One by one, each person was called forward, interrogated about their intentions, and sent through to the duty-free stores on the other side. Nash noticed the stares of some of the people around him and felt conscious of his white skin. While others were mostly shades of gold and oil, he stuck out like a sore thumb.

Was this how Kiran and her friends felt every day?

The customs officer glared at him with some suspicion as he passed through the line, but when Nash pulled himself up to full height, the officer let him through without much fuss.

Immediately upon exiting the building, he was ambushed by taxi drivers.

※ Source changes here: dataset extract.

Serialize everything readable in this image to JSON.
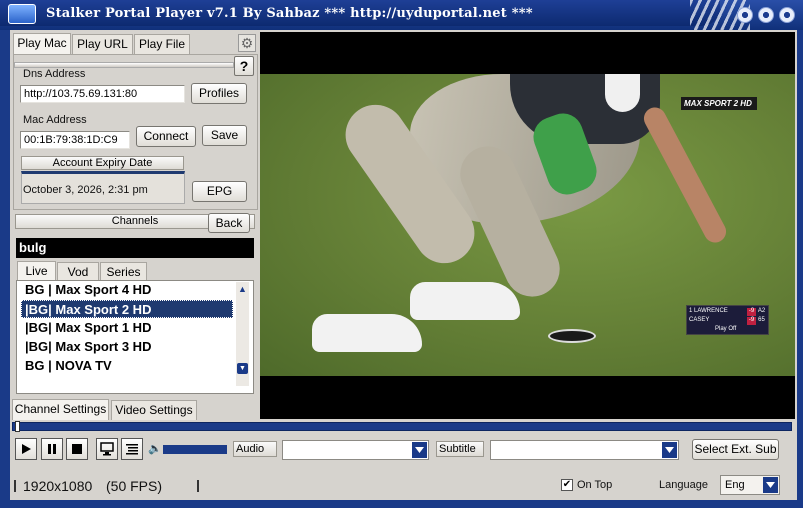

“Sir! Sir! Taxi? Follow me!” A number of drivers accosted him, attempting to buy out his business in their luxury cars.

Taxi stands every hundred feet were swarmed with more people who were trying to rent official cabs. Judging by the yellow upper half and black lower half, Nash guessed these were the equivalent of the Yellow Cabs in New York.

Payal had put a hotel room on her credit card for Nash, using her Marriott points. While Nash had tried to fight her on it, she said it was for love and that she expected a thank-you at their wedding someday, arguing until Nash gave in. She’d also told him to look out for a cab driver with his name on a card.

Payal had thought of everything.

As Nash got swept away in the crowd of people pouring out of the terminal and into the waiting crowd, he spotted a sign held by a neatly dressed man.

N. HAWTHORNE.

“How was your flight, sir?” asked the driver.

“It was good,” Nash said. “It’s definitely different here.”

The driver, named Mohammad, gave him a polite smile and nodded.

Small talk wasn’t much of a thing here, apparently.

Mohammad led him to a neat Honda and drove him a short distance away from the airport to the JW Marriott hotel. When Nash entered, the enormous lobby reminded him of the places he’d stayed in the United States, and immediately he felt less like a stranger and more like a vacationer.

Maybe that was what Kiran meant…that he’d centered himself as an American in his view of the world and associated it with good things, rather than recognizing the beauty in other traditions.

It was already 11:00 p.m., and Nash couldn’t wait to hit the bed before he found Kiran in the morning.